Het hof ziet aanleiding de gevorderde dwangsom van € 1.000,= per dag te matigen tot € 500,= per dag en deze op te leggen dwangsom te maximeren tot € 10.000,=. Voor een verderstrekkende matiging, zoals in eerste aanleg door [geïntimeerden] is verzocht, bestaat geen grond. De gemeente zal, overeenkomstig haar in zoverre niet bestreden vordering, worden gemachtigd de ontruiming op kosten van [geïntimeerden] te bewerkstelligen indien [geïntimeerden] daarmee in gebreke blijven.
3.27.
[geïntimeerden] hebben weliswaar bewijs aangeboden, maar geen feiten of omstandigheden aangevoerd die, indien bewezen, tot een andere beoordeling van het geschil zouden kunnen leiden.
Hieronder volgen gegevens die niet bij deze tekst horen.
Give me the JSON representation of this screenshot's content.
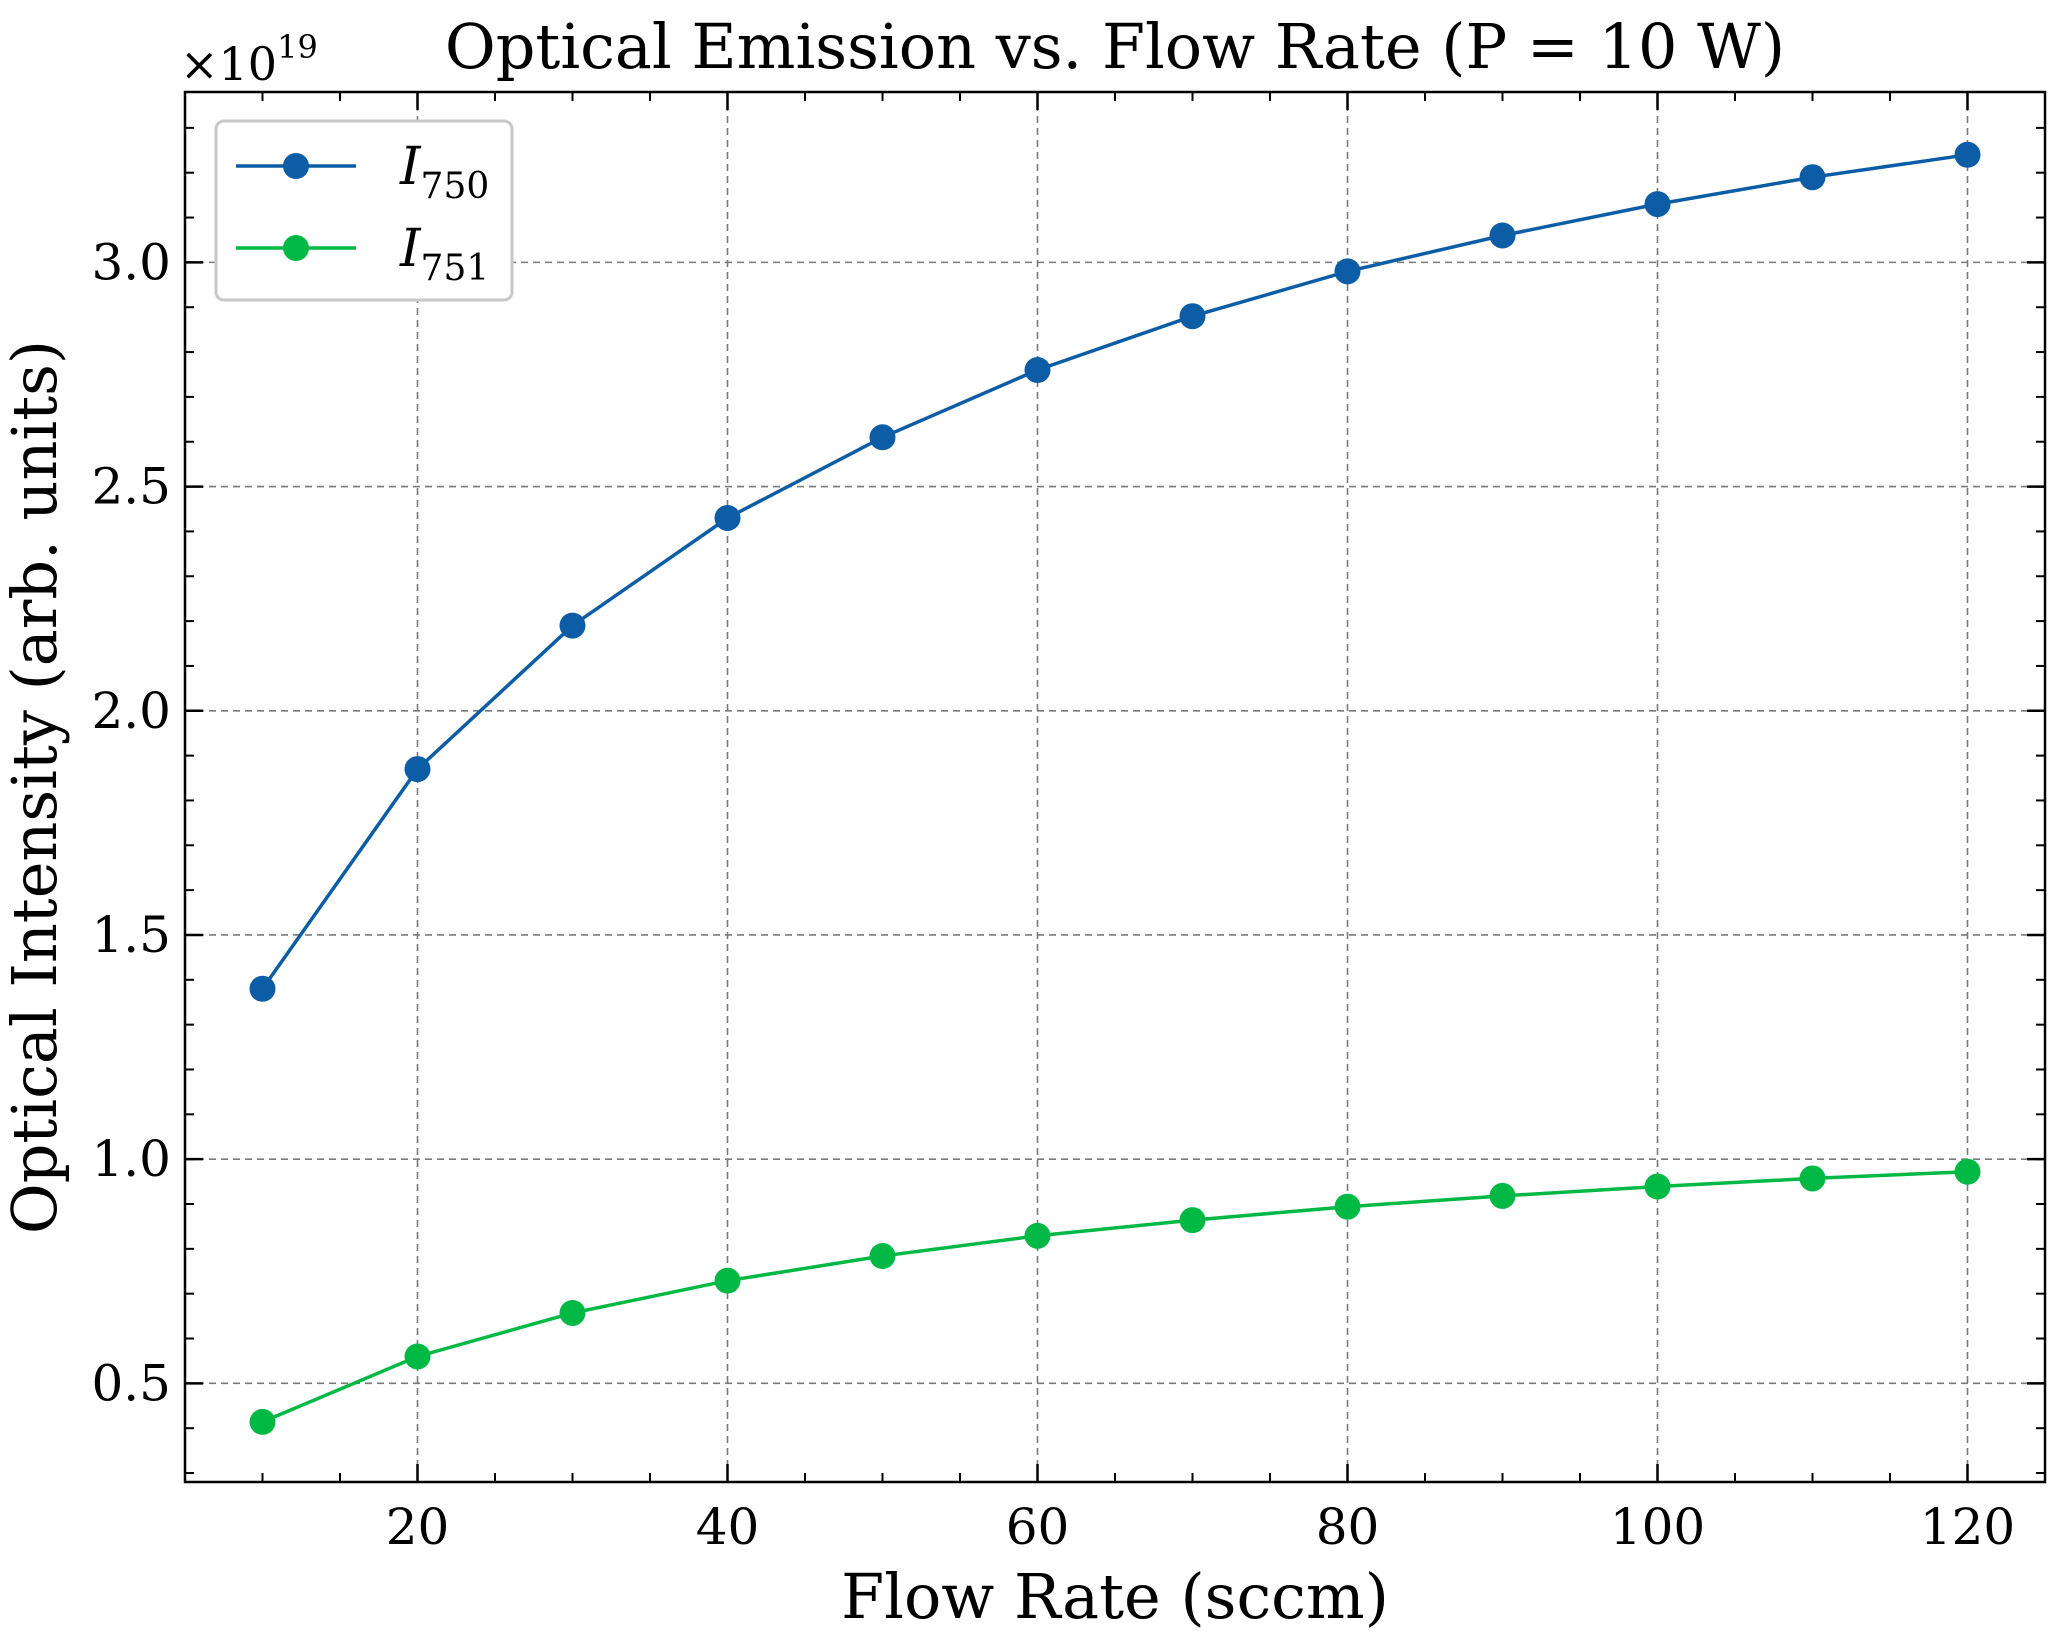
{
  "chart_data": {
    "type": "line",
    "title": "Optical Emission vs. Flow Rate (P = 10 W)",
    "xlabel": "Flow Rate (sccm)",
    "ylabel": "Optical Intensity (arb. units)",
    "y_multiplier_label": "×10",
    "y_multiplier_exponent": "19",
    "xlim": [
      5,
      125
    ],
    "ylim": [
      0.28,
      3.38
    ],
    "x_ticks": [
      20,
      40,
      60,
      80,
      100,
      120
    ],
    "y_ticks": [
      0.5,
      1.0,
      1.5,
      2.0,
      2.5,
      3.0
    ],
    "x_tick_labels": [
      "20",
      "40",
      "60",
      "80",
      "100",
      "120"
    ],
    "y_tick_labels": [
      "0.5",
      "1.0",
      "1.5",
      "2.0",
      "2.5",
      "3.0"
    ],
    "grid": true,
    "legend_position": "top-left",
    "x": [
      10,
      20,
      30,
      40,
      50,
      60,
      70,
      80,
      90,
      100,
      110,
      120
    ],
    "series": [
      {
        "name": "I",
        "name_subscript": "750",
        "color": "#0C5DA5",
        "values": [
          1.38,
          1.87,
          2.19,
          2.43,
          2.61,
          2.76,
          2.88,
          2.98,
          3.06,
          3.13,
          3.19,
          3.24
        ]
      },
      {
        "name": "I",
        "name_subscript": "751",
        "color": "#00B945",
        "values": [
          0.414,
          0.56,
          0.657,
          0.729,
          0.784,
          0.829,
          0.864,
          0.894,
          0.918,
          0.939,
          0.957,
          0.972
        ]
      }
    ]
  }
}
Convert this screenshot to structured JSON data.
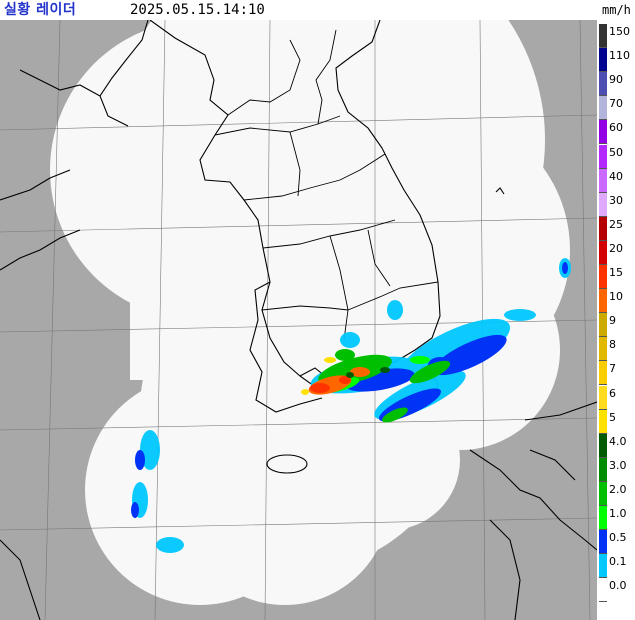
{
  "header": {
    "title": "실황 레이더",
    "timestamp": "2025.05.15.14:10",
    "unit": "mm/h"
  },
  "colors": {
    "background_sea": "#a8a8a8",
    "radar_coverage": "#f8f8f8",
    "coastline": "#000000",
    "grid": "#666666"
  },
  "scale": [
    {
      "label": "150",
      "color": "#333333"
    },
    {
      "label": "110",
      "color": "#000390"
    },
    {
      "label": "90",
      "color": "#4c4eb1"
    },
    {
      "label": "70",
      "color": "#b3b4de"
    },
    {
      "label": "60",
      "color": "#9300e4"
    },
    {
      "label": "50",
      "color": "#b329ff"
    },
    {
      "label": "40",
      "color": "#c969ff"
    },
    {
      "label": "30",
      "color": "#e0a9ff"
    },
    {
      "label": "25",
      "color": "#b40000"
    },
    {
      "label": "20",
      "color": "#d20000"
    },
    {
      "label": "15",
      "color": "#ff3200"
    },
    {
      "label": "10",
      "color": "#ff6600"
    },
    {
      "label": "9",
      "color": "#ccaa00"
    },
    {
      "label": "8",
      "color": "#e0b900"
    },
    {
      "label": "7",
      "color": "#f9cd00"
    },
    {
      "label": "6",
      "color": "#ffdc1f"
    },
    {
      "label": "5",
      "color": "#ffe100"
    },
    {
      "label": "4.0",
      "color": "#005a00"
    },
    {
      "label": "3.0",
      "color": "#008c00"
    },
    {
      "label": "2.0",
      "color": "#00be00"
    },
    {
      "label": "1.0",
      "color": "#00ff00"
    },
    {
      "label": "0.5",
      "color": "#0033f5"
    },
    {
      "label": "0.1",
      "color": "#00c8ff"
    },
    {
      "label": "0.0",
      "color": "#ffffff"
    }
  ]
}
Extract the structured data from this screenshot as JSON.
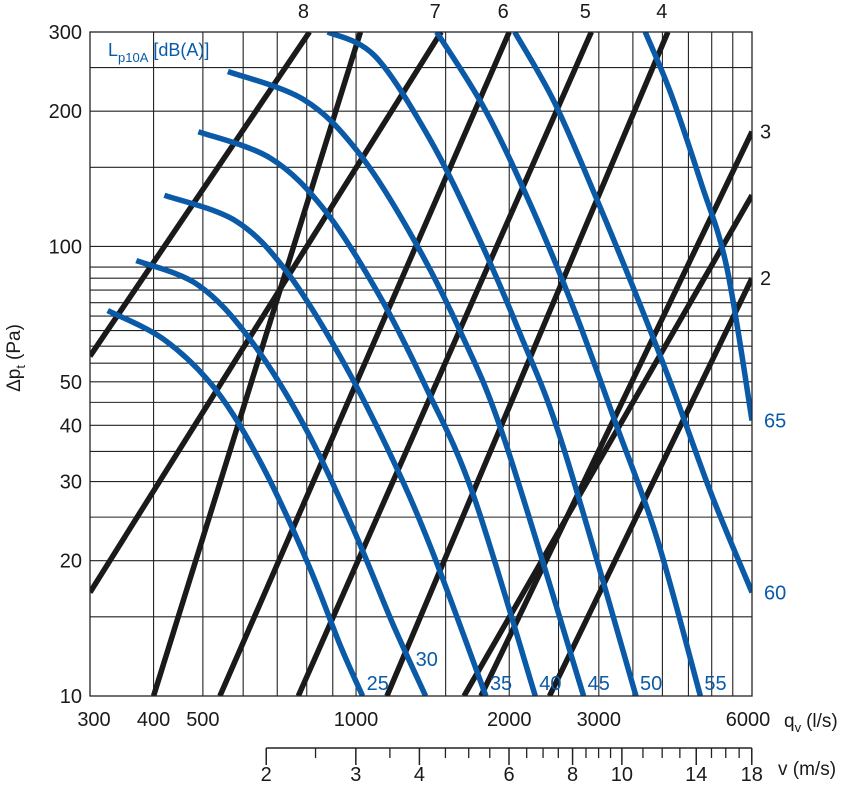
{
  "colors": {
    "curve": "#0a5aa8",
    "line": "#1a1a1a",
    "grid": "#222222"
  },
  "chart_data": {
    "type": "line",
    "title": "",
    "legend_title": {
      "main": "L",
      "sub": "p10A",
      "unit": "[dB(A)]"
    },
    "xlabel": {
      "main": "q",
      "sub": "v",
      "unit": "(l/s)"
    },
    "ylabel": {
      "main": "Δp",
      "sub": "t",
      "unit": "(Pa)"
    },
    "x2label": "v (m/s)",
    "x_scale": "log",
    "y_scale": "log",
    "xlim": [
      300,
      6000
    ],
    "ylim": [
      10,
      300
    ],
    "x_ticks": [
      {
        "value": 300,
        "label": "300"
      },
      {
        "value": 400,
        "label": "400"
      },
      {
        "value": 500,
        "label": "500"
      },
      {
        "value": 1000,
        "label": "1000"
      },
      {
        "value": 2000,
        "label": "2000"
      },
      {
        "value": 3000,
        "label": "3000"
      },
      {
        "value": 6000,
        "label": "6000"
      }
    ],
    "y_ticks": [
      {
        "value": 10,
        "label": "10"
      },
      {
        "value": 20,
        "label": "20"
      },
      {
        "value": 30,
        "label": "30"
      },
      {
        "value": 40,
        "label": "40"
      },
      {
        "value": 50,
        "label": "50"
      },
      {
        "value": 100,
        "label": "100"
      },
      {
        "value": 200,
        "label": "200"
      },
      {
        "value": 300,
        "label": "300"
      }
    ],
    "velocity_axis": {
      "qv_per_ms": 333,
      "range": [
        2,
        18
      ],
      "labeled": [
        2,
        3,
        4,
        6,
        8,
        10,
        14,
        18
      ],
      "minor": [
        2.5,
        3.5,
        4.5,
        5,
        5.5,
        6.5,
        7,
        7.5,
        8.5,
        9,
        9.5,
        11,
        12,
        13,
        15,
        16,
        17
      ]
    },
    "size_lines": [
      {
        "name": "8",
        "points": [
          [
            300,
            57
          ],
          [
            810,
            300
          ]
        ]
      },
      {
        "name": "7",
        "points": [
          [
            300,
            17
          ],
          [
            1470,
            300
          ]
        ]
      },
      {
        "name": "6",
        "points": [
          [
            540,
            10
          ],
          [
            2000,
            300
          ]
        ]
      },
      {
        "name": "5",
        "points": [
          [
            770,
            10
          ],
          [
            2900,
            300
          ]
        ]
      },
      {
        "name": "4",
        "points": [
          [
            1150,
            10
          ],
          [
            4100,
            300
          ]
        ]
      },
      {
        "name": "3",
        "points": [
          [
            1760,
            10
          ],
          [
            6000,
            180
          ]
        ]
      },
      {
        "name": "2",
        "points": [
          [
            2400,
            10
          ],
          [
            6000,
            85
          ]
        ]
      },
      {
        "name": "",
        "points": [
          [
            400,
            10
          ],
          [
            1020,
            300
          ]
        ]
      },
      {
        "name": "",
        "points": [
          [
            1630,
            10
          ],
          [
            6000,
            130
          ]
        ]
      }
    ],
    "series": [
      {
        "name": "25",
        "points": [
          [
            325,
            72
          ],
          [
            420,
            62
          ],
          [
            530,
            48
          ],
          [
            650,
            33
          ],
          [
            800,
            20
          ],
          [
            930,
            13
          ],
          [
            1030,
            10
          ]
        ]
      },
      {
        "name": "30",
        "points": [
          [
            370,
            93
          ],
          [
            490,
            82
          ],
          [
            620,
            62
          ],
          [
            790,
            40
          ],
          [
            980,
            24
          ],
          [
            1180,
            14.5
          ],
          [
            1370,
            10
          ]
        ]
      },
      {
        "name": "35",
        "points": [
          [
            420,
            130
          ],
          [
            580,
            114
          ],
          [
            730,
            88
          ],
          [
            930,
            57
          ],
          [
            1160,
            35
          ],
          [
            1400,
            21.5
          ],
          [
            1800,
            10
          ]
        ]
      },
      {
        "name": "40",
        "points": [
          [
            490,
            180
          ],
          [
            680,
            157
          ],
          [
            870,
            120
          ],
          [
            1110,
            78
          ],
          [
            1380,
            48
          ],
          [
            1700,
            28
          ],
          [
            2250,
            10
          ]
        ]
      },
      {
        "name": "45",
        "points": [
          [
            560,
            245
          ],
          [
            790,
            212
          ],
          [
            1010,
            162
          ],
          [
            1290,
            105
          ],
          [
            1610,
            64
          ],
          [
            1960,
            37
          ],
          [
            2800,
            10
          ]
        ]
      },
      {
        "name": "50",
        "points": [
          [
            880,
            300
          ],
          [
            1090,
            265
          ],
          [
            1390,
            175
          ],
          [
            1720,
            108
          ],
          [
            2100,
            64
          ],
          [
            2550,
            36
          ],
          [
            3550,
            10
          ]
        ]
      },
      {
        "name": "55",
        "points": [
          [
            1440,
            300
          ],
          [
            1800,
            200
          ],
          [
            2230,
            120
          ],
          [
            2700,
            71
          ],
          [
            3250,
            40
          ],
          [
            3900,
            22.5
          ],
          [
            4750,
            10
          ]
        ]
      },
      {
        "name": "60",
        "points": [
          [
            2050,
            300
          ],
          [
            2450,
            210
          ],
          [
            2950,
            130
          ],
          [
            3520,
            80
          ],
          [
            4200,
            48
          ],
          [
            5000,
            28
          ],
          [
            6000,
            17
          ]
        ]
      },
      {
        "name": "65",
        "points": [
          [
            3700,
            300
          ],
          [
            4150,
            220
          ],
          [
            4750,
            140
          ],
          [
            5350,
            90
          ],
          [
            6000,
            41
          ]
        ]
      }
    ]
  }
}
Dat bewijsaanbod wordt daarom als niet terzake dienend gepasseerd.
Slotsom
3.28.
De slotsom is dat de gemeente niet-ontvankelijk is in het hoger beroep tegen de vonnissen van 15 mei 2013, 24 juli 2013 en 7 augustus 2013. Het slagen van de grieven I en II leidt tot vernietiging van het eindvonnis van 27 mei 2014, tot afwijzing van de vordering in conventie en tot toewijzing van de vordering in reconventie als na te melden.
3.29.
[geïntimeerden] dienen als de grotendeels in het ongelijk gestelde partij de kosten van het geding in eerste aanleg in conventie en in reconventie en in hoger beroep te dragen.
4. Beslissing
Het hof:
verklaart de gemeente niet-ontvankelijk in het hoger beroep tegen de vonnissen van 15 mei 2013, 24 juli 2013 en 7 augustus 2013;
vernietigt het bestreden vonnis van 27 mei 2014 in conventie en in reconventie,
en opnieuw rechtdoende:
verklaart voor recht dat de gemeente eigenaar is van de bij [geïntimeerden] in gebruik zijnde strook grond die (kadastraal) behoort bij het perceel kadastraal bekend gemeente [gemeente] , sectie [sectie] , nummer [nummer] , gelegen aan de [adres] ter hoogte van huisnummer [nummer] te [plaats] , gemeente [gemeente] , en dat [geïntimeerden] deze strook grond onrechtmatig in gebruik hebben;
veroordeelt [geïntimeerden] om de desbetreffende strook grond binnen zes weken na de betekening van dit arrest, met medeneming van al het hunne te ontruimen en ontruimd te houden en deze strook grond leeg, met achterlating van hetgeen aan de gemeente toebehoort, aan de gemeente ter beschikking te stellen, op straffe van verbeurte van een dwangsom van € 500,= per dag voor iedere dag dat [geïntimeerden] nalaten aan de veroordeling tot ontruiming te voldoen, met een maximum van € 10.000,= en met machtiging aan de gemeente de ontruiming op kosten van [geïntimeerden] ten uitvoer te leggen, indien zij in gebreke blijven daaraan te voldoen;
veroordeelt [geïntimeerden] in de kosten van het geding in beide instanties, in eerste aanleg aan de zijde van de gemeente begroot op € 575,= aan verschotten, € 900,= voor salaris in conventie en € 300,= voor salaris in reconventie en in hoger beroep tot op heden op € 797,80 aan verschotten en € 2.682,= voor salaris;
wijst af het door de gemeente meer of anders gevorderde;
wijst af de vordering van [geïntimeerden] ;
verklaart dit arrest met betrekking tot de veroordelingen uitvoerbaar bij voorraad.
Dit arrest is gewezen door mrs. J.C.W. Rang, D.J. van der Kwaak en C. Uriot en door de rolraadsheer in het openbaar uitgesproken op 25 augustus 2015.